3 min read

Brew # 22 - Belgian Blonde Ale

Second all grain beer for the Grainfather is this Belgian Blonde recipe, another from Jamil Zainasheff.
Brew # 22 - Belgian Blonde Ale

Ingredients

  • 4.5kg Continental Pilsener Malt (Weyermann Premium Pilsener)
  • 560g raw cane sugar
  • 200g Wheat Malt (Barrett Burston)
  • 200g Aromatic Malt (Weyermann Caraaroma)
  • 100g Rice Hulls
  • 35g Hallertau Perle hops @ 6.7% AA (60 min)
  • 2x White Labs WLP644 Saccharomyces "bruxellensis" Trois Yeast

Mashing

  1. Single mash of all grains for 60 mins @ 66°C in 20.5L water (approx. 3.6 litres per kg of grain)
  2. After ~30 mins start heating 15L of sparge water to 78°C
  3. Raise temp to 76°C for mash out
  4. Lift grain basket from wort
  5. Set temperature on Grainfather to 103°C
  6. Sparge (slowly) to 29L pre-boil (larger than normal due to boil time of 90 mins)

The extra sparge water meant I had ~2-3 litres of wort in addition to the 22 litres that made it into the fermenter.
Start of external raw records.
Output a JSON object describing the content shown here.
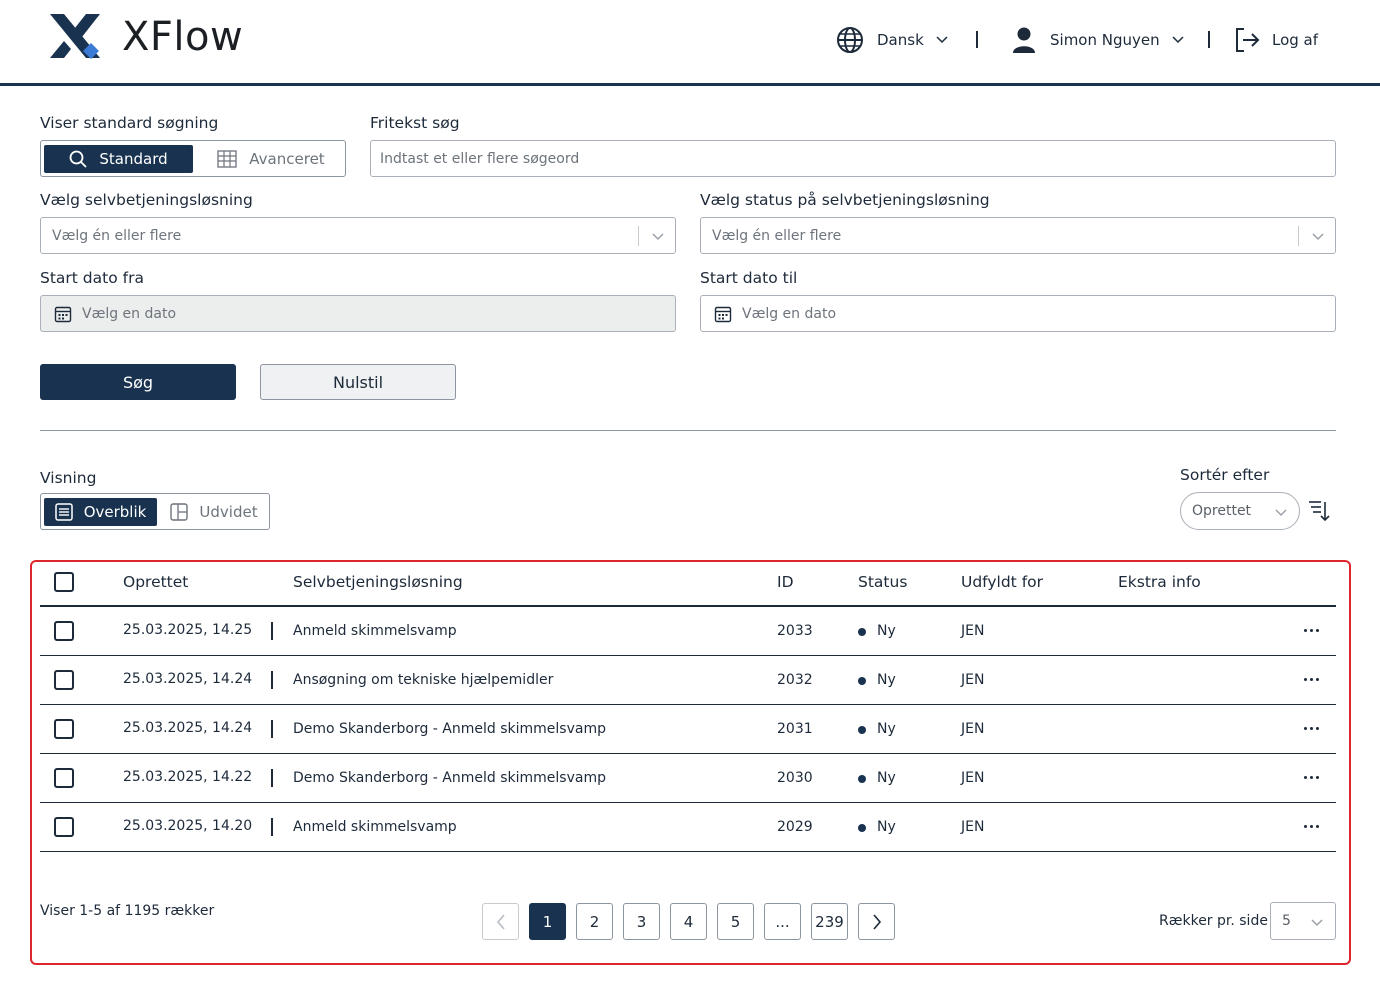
{
  "app": {
    "logo_text": "XFlow",
    "brand_colors": {
      "primary": "#18324f",
      "accent": "#3b7bd6",
      "highlight": "#e0262d"
    }
  },
  "header": {
    "language": {
      "icon": "globe-icon",
      "label": "Dansk"
    },
    "user": {
      "icon": "user-icon",
      "name": "Simon Nguyen"
    },
    "logout": {
      "icon": "logout-icon",
      "label": "Log af"
    }
  },
  "search": {
    "mode_label": "Viser standard søgning",
    "mode_standard": "Standard",
    "mode_advanced": "Avanceret",
    "freetext_label": "Fritekst søg",
    "freetext_placeholder": "Indtast et eller flere søgeord",
    "solution_label": "Vælg selvbetjeningsløsning",
    "solution_placeholder": "Vælg én eller flere",
    "status_label": "Vælg status på selvbetjeningsløsning",
    "status_placeholder": "Vælg én eller flere",
    "start_from_label": "Start dato fra",
    "start_from_placeholder": "Vælg en dato",
    "start_to_label": "Start dato til",
    "start_to_placeholder": "Vælg en dato",
    "search_button": "Søg",
    "reset_button": "Nulstil"
  },
  "view": {
    "label": "Visning",
    "overview": "Overblik",
    "extended": "Udvidet",
    "sort_label": "Sortér efter",
    "sort_value": "Oprettet"
  },
  "table": {
    "columns": {
      "created": "Oprettet",
      "solution": "Selvbetjeningsløsning",
      "id": "ID",
      "status": "Status",
      "filled_for": "Udfyldt for",
      "extra": "Ekstra info"
    },
    "rows": [
      {
        "created": "25.03.2025, 14.25",
        "solution": "Anmeld skimmelsvamp",
        "id": "2033",
        "status": "Ny",
        "filled_for": "JEN"
      },
      {
        "created": "25.03.2025, 14.24",
        "solution": "Ansøgning om tekniske hjælpemidler",
        "id": "2032",
        "status": "Ny",
        "filled_for": "JEN"
      },
      {
        "created": "25.03.2025, 14.24",
        "solution": "Demo Skanderborg - Anmeld skimmelsvamp",
        "id": "2031",
        "status": "Ny",
        "filled_for": "JEN"
      },
      {
        "created": "25.03.2025, 14.22",
        "solution": "Demo Skanderborg - Anmeld skimmelsvamp",
        "id": "2030",
        "status": "Ny",
        "filled_for": "JEN"
      },
      {
        "created": "25.03.2025, 14.20",
        "solution": "Anmeld skimmelsvamp",
        "id": "2029",
        "status": "Ny",
        "filled_for": "JEN"
      }
    ]
  },
  "pagination": {
    "summary": "Viser 1-5 af 1195 rækker",
    "pages": [
      "1",
      "2",
      "3",
      "4",
      "5",
      "...",
      "239"
    ],
    "current": "1",
    "rows_per_page_label": "Rækker pr. side",
    "rows_per_page_value": "5"
  }
}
Probably don't need quite as large a pre-boil volume next time.

Boil

Boil time is 90 mins. Add hops with 60 mins remaining. Add raw sugar and 1/2 Whirlfloc tablet with 15 minutes remaining.

Cool

Chilled wort as quickly as possible to ~20°C.
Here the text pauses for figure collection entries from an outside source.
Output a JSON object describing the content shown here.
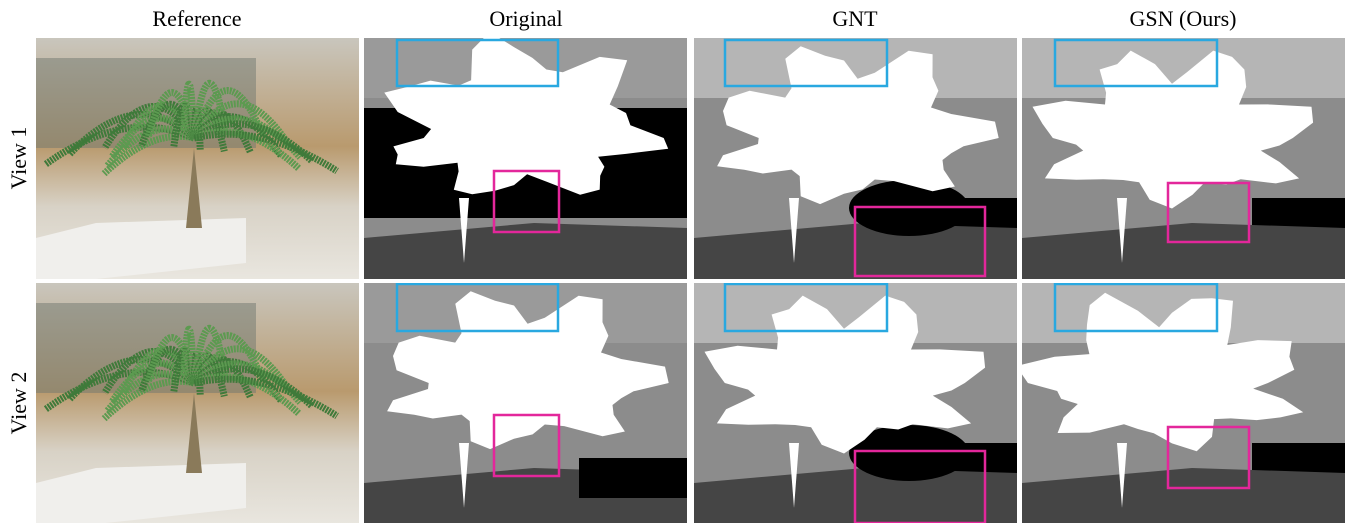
{
  "columns": [
    "Reference",
    "Original",
    "GNT",
    "GSN (Ours)"
  ],
  "rows": [
    "View 1",
    "View 2"
  ]
}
Target OG is 1.065 - the brew came in at 1.064 according to the refractometer. This was subsequently confirmed with the RAPT Pill.

Pitch

I bought 2x packs of liquid yeast so no starter is required this time around.

Aerated wort for 15 minutes after pitching with sanitised air pump and stone.
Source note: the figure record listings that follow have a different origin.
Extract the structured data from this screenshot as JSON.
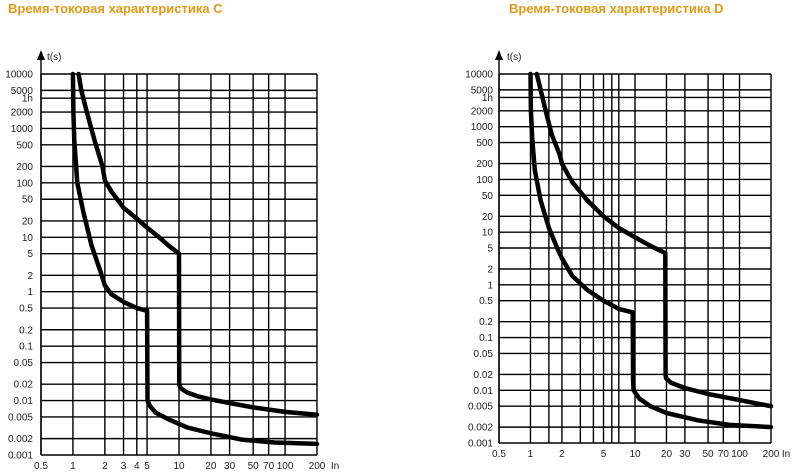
{
  "chart_data": [
    {
      "type": "line",
      "title": "Время-токовая характеристика C",
      "xlabel": "In",
      "ylabel": "t(s)",
      "x_scale": "log",
      "y_scale": "log",
      "xlim": [
        0.5,
        200
      ],
      "ylim": [
        0.001,
        10000
      ],
      "x_ticks": [
        {
          "v": 0.5,
          "label": "0.5"
        },
        {
          "v": 1,
          "label": "1"
        },
        {
          "v": 2,
          "label": "2"
        },
        {
          "v": 3,
          "label": "3"
        },
        {
          "v": 4,
          "label": "4"
        },
        {
          "v": 5,
          "label": "5"
        },
        {
          "v": 10,
          "label": "10"
        },
        {
          "v": 20,
          "label": "20"
        },
        {
          "v": 30,
          "label": "30"
        },
        {
          "v": 50,
          "label": "50"
        },
        {
          "v": 70,
          "label": "70"
        },
        {
          "v": 100,
          "label": "100"
        },
        {
          "v": 200,
          "label": "200"
        }
      ],
      "y_ticks": [
        {
          "v": 10000,
          "label": "10000"
        },
        {
          "v": 5000,
          "label": "5000"
        },
        {
          "v": 3600,
          "label": "1h"
        },
        {
          "v": 2000,
          "label": "2000"
        },
        {
          "v": 1000,
          "label": "1000"
        },
        {
          "v": 500,
          "label": "500"
        },
        {
          "v": 200,
          "label": "200"
        },
        {
          "v": 100,
          "label": "100"
        },
        {
          "v": 50,
          "label": "50"
        },
        {
          "v": 20,
          "label": "20"
        },
        {
          "v": 10,
          "label": "10"
        },
        {
          "v": 5,
          "label": "5"
        },
        {
          "v": 2,
          "label": "2"
        },
        {
          "v": 1,
          "label": "1"
        },
        {
          "v": 0.5,
          "label": "0.5"
        },
        {
          "v": 0.2,
          "label": "0.2"
        },
        {
          "v": 0.1,
          "label": "0.1"
        },
        {
          "v": 0.05,
          "label": "0.05"
        },
        {
          "v": 0.02,
          "label": "0.02"
        },
        {
          "v": 0.01,
          "label": "0.01"
        },
        {
          "v": 0.005,
          "label": "0.005"
        },
        {
          "v": 0.002,
          "label": "0.002"
        },
        {
          "v": 0.001,
          "label": "0.001"
        }
      ],
      "grid": true,
      "series": [
        {
          "x": [
            1.0,
            1.01,
            1.03,
            1.1,
            1.25,
            1.5,
            1.8,
            2.0,
            2.3,
            3.0,
            4.0,
            4.9,
            5.0,
            5.05,
            5.3,
            6.0,
            8.0,
            12.0,
            20.0,
            40.0,
            80.0,
            200.0
          ],
          "y": [
            10000,
            2000,
            600,
            100,
            30,
            7,
            2.5,
            1.3,
            0.9,
            0.65,
            0.5,
            0.45,
            0.45,
            0.01,
            0.008,
            0.006,
            0.0045,
            0.0032,
            0.0025,
            0.0019,
            0.0017,
            0.0016
          ]
        },
        {
          "x": [
            1.13,
            1.2,
            1.35,
            1.6,
            1.9,
            2.0,
            2.3,
            3.0,
            4.0,
            5.0,
            6.5,
            8.0,
            10.0,
            10.05,
            10.3,
            12.0,
            15.0,
            20.0,
            30.0,
            50.0,
            100.0,
            200.0
          ],
          "y": [
            10000,
            5000,
            2000,
            600,
            200,
            110,
            70,
            35,
            22,
            15,
            10,
            7,
            5,
            0.02,
            0.017,
            0.014,
            0.012,
            0.0105,
            0.009,
            0.0075,
            0.0062,
            0.0055
          ]
        }
      ]
    },
    {
      "type": "line",
      "title": "Время-токовая характеристика D",
      "xlabel": "In",
      "ylabel": "t(s)",
      "x_scale": "log",
      "y_scale": "log",
      "xlim": [
        0.5,
        200
      ],
      "ylim": [
        0.001,
        10000
      ],
      "x_ticks": [
        {
          "v": 0.5,
          "label": "0.5"
        },
        {
          "v": 1,
          "label": "1"
        },
        {
          "v": 2,
          "label": "2"
        },
        {
          "v": 5,
          "label": "5"
        },
        {
          "v": 10,
          "label": "10"
        },
        {
          "v": 20,
          "label": "20"
        },
        {
          "v": 30,
          "label": "30"
        },
        {
          "v": 50,
          "label": "50"
        },
        {
          "v": 70,
          "label": "70"
        },
        {
          "v": 100,
          "label": "100"
        },
        {
          "v": 200,
          "label": "200"
        }
      ],
      "x_grid": [
        0.5,
        1,
        1.5,
        2,
        3,
        4,
        5,
        6,
        7,
        10,
        20,
        30,
        50,
        70,
        100,
        200
      ],
      "y_ticks": [
        {
          "v": 10000,
          "label": "10000"
        },
        {
          "v": 5000,
          "label": "5000"
        },
        {
          "v": 3600,
          "label": "1h"
        },
        {
          "v": 2000,
          "label": "2000"
        },
        {
          "v": 1000,
          "label": "1000"
        },
        {
          "v": 500,
          "label": "500"
        },
        {
          "v": 200,
          "label": "200"
        },
        {
          "v": 100,
          "label": "100"
        },
        {
          "v": 50,
          "label": "50"
        },
        {
          "v": 20,
          "label": "20"
        },
        {
          "v": 10,
          "label": "10"
        },
        {
          "v": 5,
          "label": "5"
        },
        {
          "v": 2,
          "label": "2"
        },
        {
          "v": 1,
          "label": "1"
        },
        {
          "v": 0.5,
          "label": "0.5"
        },
        {
          "v": 0.2,
          "label": "0.2"
        },
        {
          "v": 0.1,
          "label": "0.1"
        },
        {
          "v": 0.05,
          "label": "0.05"
        },
        {
          "v": 0.02,
          "label": "0.02"
        },
        {
          "v": 0.01,
          "label": "0.01"
        },
        {
          "v": 0.005,
          "label": "0.005"
        },
        {
          "v": 0.002,
          "label": "0.002"
        },
        {
          "v": 0.001,
          "label": "0.001"
        }
      ],
      "grid": true,
      "series": [
        {
          "x": [
            1.0,
            1.01,
            1.04,
            1.1,
            1.25,
            1.5,
            1.8,
            2.0,
            2.5,
            3.5,
            5.0,
            7.0,
            9.5,
            9.6,
            9.7,
            11.0,
            14.0,
            20.0,
            40.0,
            80.0,
            200.0
          ],
          "y": [
            10000,
            2000,
            600,
            150,
            40,
            12,
            5,
            3.2,
            1.5,
            0.8,
            0.5,
            0.35,
            0.3,
            0.015,
            0.01,
            0.007,
            0.005,
            0.0037,
            0.0027,
            0.0022,
            0.002
          ]
        },
        {
          "x": [
            1.15,
            1.25,
            1.4,
            1.6,
            1.9,
            2.0,
            2.5,
            3.5,
            5.0,
            7.0,
            10.0,
            14.0,
            19.5,
            19.6,
            19.8,
            22.0,
            30.0,
            50.0,
            100.0,
            200.0
          ],
          "y": [
            10000,
            5000,
            2000,
            700,
            300,
            200,
            90,
            40,
            20,
            12,
            8,
            5.5,
            4,
            0.02,
            0.017,
            0.014,
            0.011,
            0.0085,
            0.0065,
            0.005
          ]
        }
      ]
    }
  ]
}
Added hydrometer/thermometer to monitor progress.

Fermentation

After pitching the yeast, slowly raise the temperature to ~23°C (this yeast has an optimum fermentation temperature between 21.1°C - 29.4°C).

I started this off at 0.3°C every 3 hours before realizing that would mean the alarm would start beeping at 5am in a couple of days. Changed to 0.2°C every 2 hours to give me a [more manageable] 24-hour cycle.

Fermentation started to slow after a week, but I hadn't yet hit my target of 1.012, so I started to increase the temp in 0.3°C bumps around day 9-10.

Achieved 1.012 after a couple of days, but it looked like the yeast hadn't completely finished, so I set the temp controller to continue to increase temp over 24 hours. This brought the final temp to ~25°C. Gravity dropped to 1.011 and appeared to hold signalling the end of fermentation.

Kegging

Once fermentation was complete, I reduced the temperature to 7°C to knock the yeast out of suspension and prepare for conditioning.

After ~1 week, I transferred into a sanitised, pre-chilled, pre-CO2'd keg for conditioning at 7°C for a further 2-3 weeks (as long as I can last).

Only thing remaining is to wait, carbonate, and drink.

Progress

Fermentation progress of Belgian Blonde Ale

Improvements for next time

  1. Reduce pre-boil volume.
  2. Fix the Grainfather so it doesn't leak from the recirculation arm.